Cinq ans après sa première aventure avec l’OSQ, Catherine Major est remontée sur scène avec de nouvelles pièces, jamais présentées, d’un album encore en gestation, jeudi soir au Grand Théâtre.

Catherine Major et l'OSQ: le vertige de l'ivresse

CRITIQUE / L’intensité et l’ivresse poétique de l’univers musical de Catherine Major sont décuplées lorsqu’elle s’arrime à l’Orchestre symphonique de Québec. Portée par les arrangements d’Antoine Gratton et épaulée par Ariane Moffatt pour plusieurs chansons, la musicienne nous a fait traverser les tempêtes et nous a étourdis de désir dans un spectacle d’une beauté grisante.

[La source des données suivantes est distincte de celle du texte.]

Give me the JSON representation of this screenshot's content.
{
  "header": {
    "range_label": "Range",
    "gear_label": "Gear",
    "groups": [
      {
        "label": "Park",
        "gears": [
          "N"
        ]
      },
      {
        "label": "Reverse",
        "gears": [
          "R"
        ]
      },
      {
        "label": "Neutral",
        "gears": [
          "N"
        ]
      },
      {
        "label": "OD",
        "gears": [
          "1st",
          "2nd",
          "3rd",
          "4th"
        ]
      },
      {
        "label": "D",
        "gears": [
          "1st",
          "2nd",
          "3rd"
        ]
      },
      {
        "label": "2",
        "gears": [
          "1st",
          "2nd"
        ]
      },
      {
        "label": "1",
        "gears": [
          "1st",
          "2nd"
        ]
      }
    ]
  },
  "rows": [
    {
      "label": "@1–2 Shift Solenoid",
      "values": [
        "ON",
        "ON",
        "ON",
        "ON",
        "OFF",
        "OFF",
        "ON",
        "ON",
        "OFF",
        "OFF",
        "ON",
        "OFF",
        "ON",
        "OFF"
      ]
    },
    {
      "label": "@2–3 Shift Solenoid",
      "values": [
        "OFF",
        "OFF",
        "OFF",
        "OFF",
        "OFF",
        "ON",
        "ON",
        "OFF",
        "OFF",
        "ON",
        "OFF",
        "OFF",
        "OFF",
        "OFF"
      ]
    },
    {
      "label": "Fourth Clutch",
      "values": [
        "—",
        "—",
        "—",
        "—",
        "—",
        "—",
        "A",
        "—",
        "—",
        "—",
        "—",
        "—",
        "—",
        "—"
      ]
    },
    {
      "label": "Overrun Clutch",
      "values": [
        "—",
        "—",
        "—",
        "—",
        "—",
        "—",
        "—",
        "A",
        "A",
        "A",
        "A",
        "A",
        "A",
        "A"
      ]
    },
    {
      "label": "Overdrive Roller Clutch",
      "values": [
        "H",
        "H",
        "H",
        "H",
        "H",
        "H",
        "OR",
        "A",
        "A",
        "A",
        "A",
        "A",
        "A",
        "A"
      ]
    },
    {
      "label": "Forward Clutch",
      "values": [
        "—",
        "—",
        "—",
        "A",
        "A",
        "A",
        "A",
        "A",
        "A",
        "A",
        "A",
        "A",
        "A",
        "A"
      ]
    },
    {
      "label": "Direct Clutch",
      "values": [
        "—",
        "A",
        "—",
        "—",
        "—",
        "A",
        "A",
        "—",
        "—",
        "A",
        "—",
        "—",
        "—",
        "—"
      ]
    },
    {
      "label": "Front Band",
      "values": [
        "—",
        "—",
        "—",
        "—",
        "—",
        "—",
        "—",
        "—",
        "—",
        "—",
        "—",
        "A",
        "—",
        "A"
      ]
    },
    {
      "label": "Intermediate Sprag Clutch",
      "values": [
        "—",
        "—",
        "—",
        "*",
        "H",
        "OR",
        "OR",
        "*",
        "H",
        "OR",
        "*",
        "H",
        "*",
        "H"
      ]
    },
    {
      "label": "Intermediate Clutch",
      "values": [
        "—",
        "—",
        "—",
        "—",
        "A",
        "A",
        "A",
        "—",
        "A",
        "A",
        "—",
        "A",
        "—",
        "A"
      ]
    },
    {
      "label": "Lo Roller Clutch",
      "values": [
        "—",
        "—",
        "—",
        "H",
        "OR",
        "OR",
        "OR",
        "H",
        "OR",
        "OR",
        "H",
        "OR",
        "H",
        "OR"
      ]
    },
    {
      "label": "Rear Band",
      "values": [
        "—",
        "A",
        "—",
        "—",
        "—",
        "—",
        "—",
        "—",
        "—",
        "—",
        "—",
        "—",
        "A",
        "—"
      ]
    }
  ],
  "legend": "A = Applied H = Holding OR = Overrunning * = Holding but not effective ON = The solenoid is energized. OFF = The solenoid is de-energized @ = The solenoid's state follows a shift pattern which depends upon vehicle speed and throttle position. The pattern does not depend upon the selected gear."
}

Cinq ans après sa première aventure avec l’OSQ, Catherine Major est remontée sur scène avec de nouvelles pièces, jamais présentées, d’un album encore en gestation. «Ce sera un tout autre voyage, une soirée remplie de moments d’amitié, de moments d’amour», a-t-elle annoncé de sa voix feutrée. Enceinte d’un 4e enfant, la belle fougueuse a dû repousser la sortie de son prochain album, si bien que les pièces qui parviennent à nos oreilles pour la première fois sont déjà ornées de somptueux arrangements de cordes, de cuivre et de percussions. 

Ce seront des tableaux, Tableau pour ma gueule, Tableau glacé (un émouvant hommage à son amie Lucie, qui a succombé à un cancer cet hiver), Tableau volcan ou encore Tableau de louve, où des «oh» lancés à la lune côtoient des expirations rythmées et les beats électroniques d’Antoine Gratton.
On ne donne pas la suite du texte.